Here’s a concrete example, using our simple picture from above. We’re a monkey, living in northeastern India. In the last 100 days, we’ve heard roaring in the distance 8 times, and been attacked by ferocious White Tigers on 4 occasions. On three of those occasions, we heard roaring in the distance before being attacked. This morning, we woke up to an ominous rumble. What is the chance that a tiger attacks today?

We can represent this subset of our monkey world with the following diagram:

Roar&Tiger

Fig. 9 A small slice of monkey life.

This helps us visualize the three pieces of information we need:

\[\mathbf{P}(\textrm{Tiger}) = 4/100\] \[\mathbf{P}(\textrm{Roar}) = 8/100\] \[\mathbf{P}(\textrm{Roar|Tiger}) = 3/4\]

Combining these terms with Bayes’ rule:

\[\frac{3}{4}*\frac{4/100}{8/100} = \frac{3}{4}*\frac{1}{2} = \frac{3}{8}\]

We now have the information necessary to make an informed decision about whether to ske-daddle or not.

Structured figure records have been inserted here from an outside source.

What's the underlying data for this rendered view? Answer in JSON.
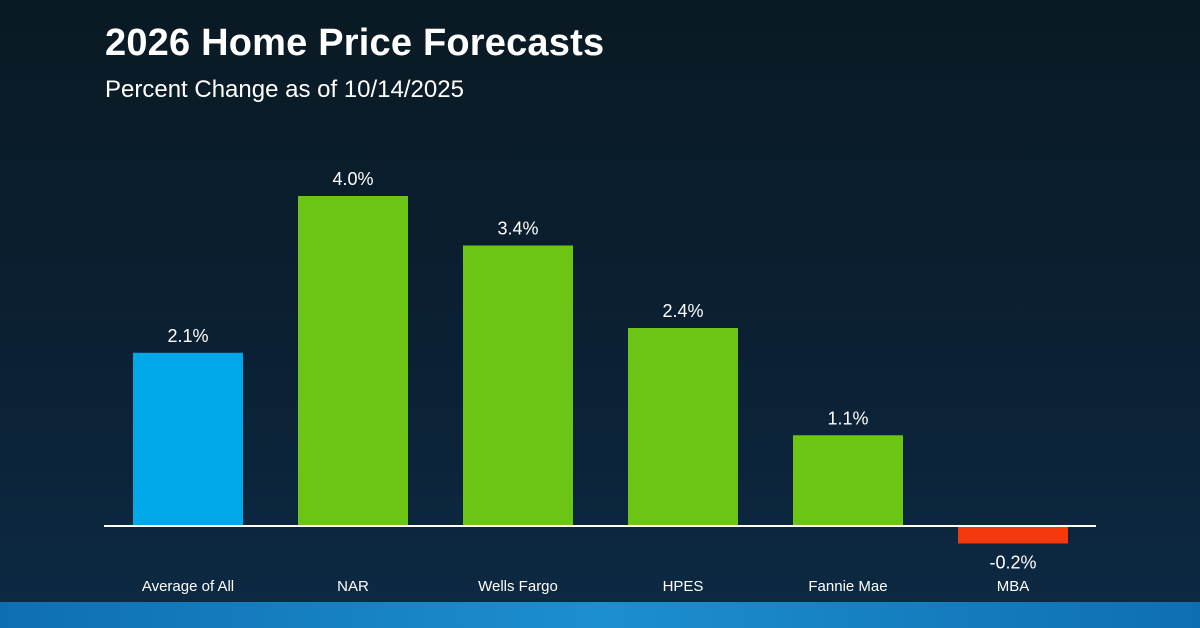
{
  "header": {
    "title": "2026 Home Price Forecasts",
    "subtitle": "Percent Change as of 10/14/2025"
  },
  "colors": {
    "average": "#00a8e8",
    "positive": "#6cc414",
    "negative": "#f23a0c",
    "baseline": "#ffffff",
    "label_text": "#ffffff"
  },
  "chart_data": {
    "type": "bar",
    "title": "2026 Home Price Forecasts",
    "subtitle": "Percent Change as of 10/14/2025",
    "xlabel": "",
    "ylabel": "",
    "categories": [
      "Average of All",
      "NAR",
      "Wells Fargo",
      "HPES",
      "Fannie Mae",
      "MBA"
    ],
    "values": [
      2.1,
      4.0,
      3.4,
      2.4,
      1.1,
      -0.2
    ],
    "value_labels": [
      "2.1%",
      "4.0%",
      "3.4%",
      "2.4%",
      "1.1%",
      "-0.2%"
    ],
    "bar_color_roles": [
      "average",
      "positive",
      "positive",
      "positive",
      "positive",
      "negative"
    ],
    "ylim": [
      -0.2,
      4.0
    ],
    "grid": false,
    "legend": "none"
  }
}
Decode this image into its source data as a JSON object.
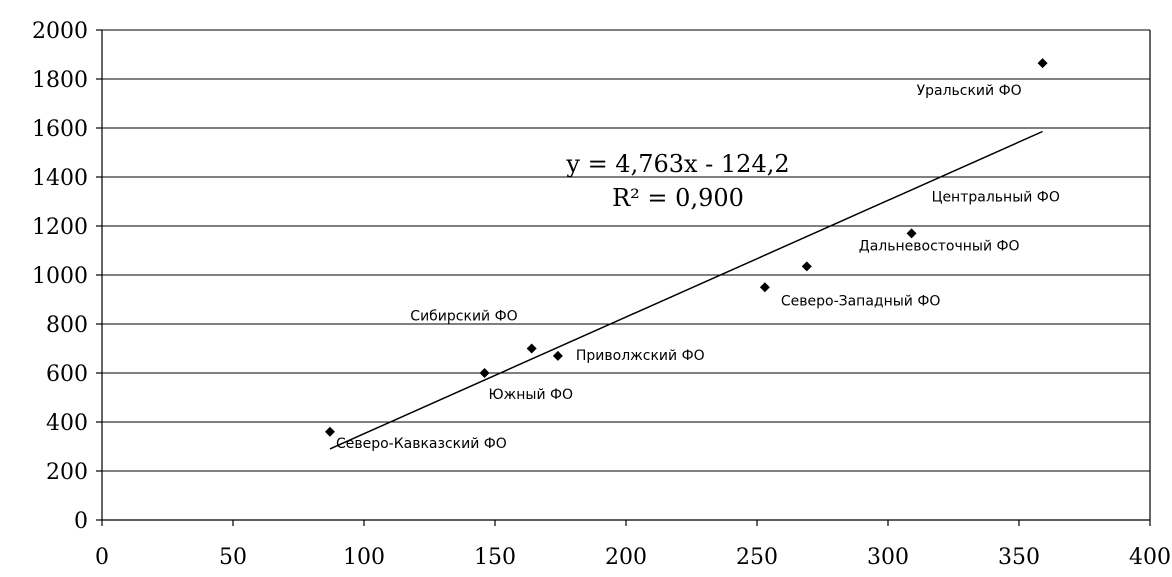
{
  "chart_data": {
    "type": "scatter",
    "title": "",
    "xlabel": "",
    "ylabel": "",
    "xlim": [
      0,
      400
    ],
    "ylim": [
      0,
      2000
    ],
    "x_ticks": [
      0,
      50,
      100,
      150,
      200,
      250,
      300,
      350,
      400
    ],
    "y_ticks": [
      0,
      200,
      400,
      600,
      800,
      1000,
      1200,
      1400,
      1600,
      1800,
      2000
    ],
    "x_tick_labels": [
      "0",
      "50",
      "100",
      "150",
      "200",
      "250",
      "300",
      "350",
      "400"
    ],
    "y_tick_labels": [
      "0",
      "200",
      "400",
      "600",
      "800",
      "1000",
      "1200",
      "1400",
      "1600",
      "1800",
      "2000"
    ],
    "grid": "horizontal",
    "points": [
      {
        "label": "Северо-Кавказский ФО",
        "x": 87,
        "y": 360
      },
      {
        "label": "Южный ФО",
        "x": 146,
        "y": 600
      },
      {
        "label": "Сибирский ФО",
        "x": 164,
        "y": 700
      },
      {
        "label": "Приволжский ФО",
        "x": 174,
        "y": 670
      },
      {
        "label": "Северо-Западный ФО",
        "x": 253,
        "y": 950
      },
      {
        "label": "Дальневосточный ФО",
        "x": 269,
        "y": 1035
      },
      {
        "label": "Центральный ФО",
        "x": 309,
        "y": 1170
      },
      {
        "label": "Уральский ФО",
        "x": 359,
        "y": 1865
      }
    ],
    "trendline": {
      "slope": 4.763,
      "intercept": -124.2,
      "x_range": [
        87,
        359
      ],
      "equation_text": "y = 4,763x - 124,2",
      "r2_text": "R² = 0,900"
    }
  }
}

This same basic process can be applied to any sensory modality, and to any inductive problem we might ask that modality to solve.

^† A note on frequentism

The section on visualizing probability commits what is a fatal heresy in the eyes of a true, red-blooded Bayesian: it defines the probability of an event in terms of its long-run frequency. This definition is what gave the name to a school of thought that is the perennial nemesis of good Bayesians everywhere: frequentism.

It is certainly possible to avoid this definition. In fact, it is much preferable, since it allows for a normative account that derives Bayesian inference as a natural extension of Aristotelian logic to the case of uncertain premises, with all the power for separating optimal from suboptimal that classical logic provides. Interested readers are pointed to TJ Loredo’s From Laplace to Supernova SN 1987A, which Bruno Olshausen described as “practically a religious experience”. Extremely interested readers can check out the first few chapters of ET Jaynes’ incomplete magnum opus, Probability Theory: The Logic of Science, which gives a full and accessible proof in nearly complete generality.

However, this approach is unwieldy when applied to infinite sets of propositions, especially the uncountable infinities encountered in real-valued spaces, like our humble square. For these, the measure-theoretic approach of Kolmogorov, despite its mathematical austerity and frequentist leanings, is most natural. This is doubly the case in a pedagogical setting, where unwieldy uncountable unions of propositions are likely to confuse students, while the circles and Venn diagrams of the Kolmogorov setting are simply intuitive.

References

On the origins and utility of the Bayesian view of probability:

Jaynes, ET. Probability Theory: The Logic of Science.
Loredo, TJ. From Laplace to Supernova SN 1987A: Bayesian Inference in Astrophysics.

On the connection between Bayes’ rule and the brain:

Wolpert D and Gharamani Z, 2006. Bayes rule in perception, action and cognition
Doya K, Ishii S, Pouget A, and Rao RPN. Bayesian Brain: Probabilistic Approaches to Neural Coding.
Fiser J, Berkes P, Orbán G, and Lengyel M, 2010. Statistically optimal perception and learning: from behavior to neural representations

Putative psychological and neural evidence of Bayesian perception and action:

Berkes P, Orbán G, Lengyel M, and Fiser J, 2011. Spontaneous Cortical Activity Reveals Hallmarks of an Optimal Internal Model of the Environment.
Ernst MO and Banks MS, 2002. Humans integrate visual and haptic information in a statistically optimal fashion.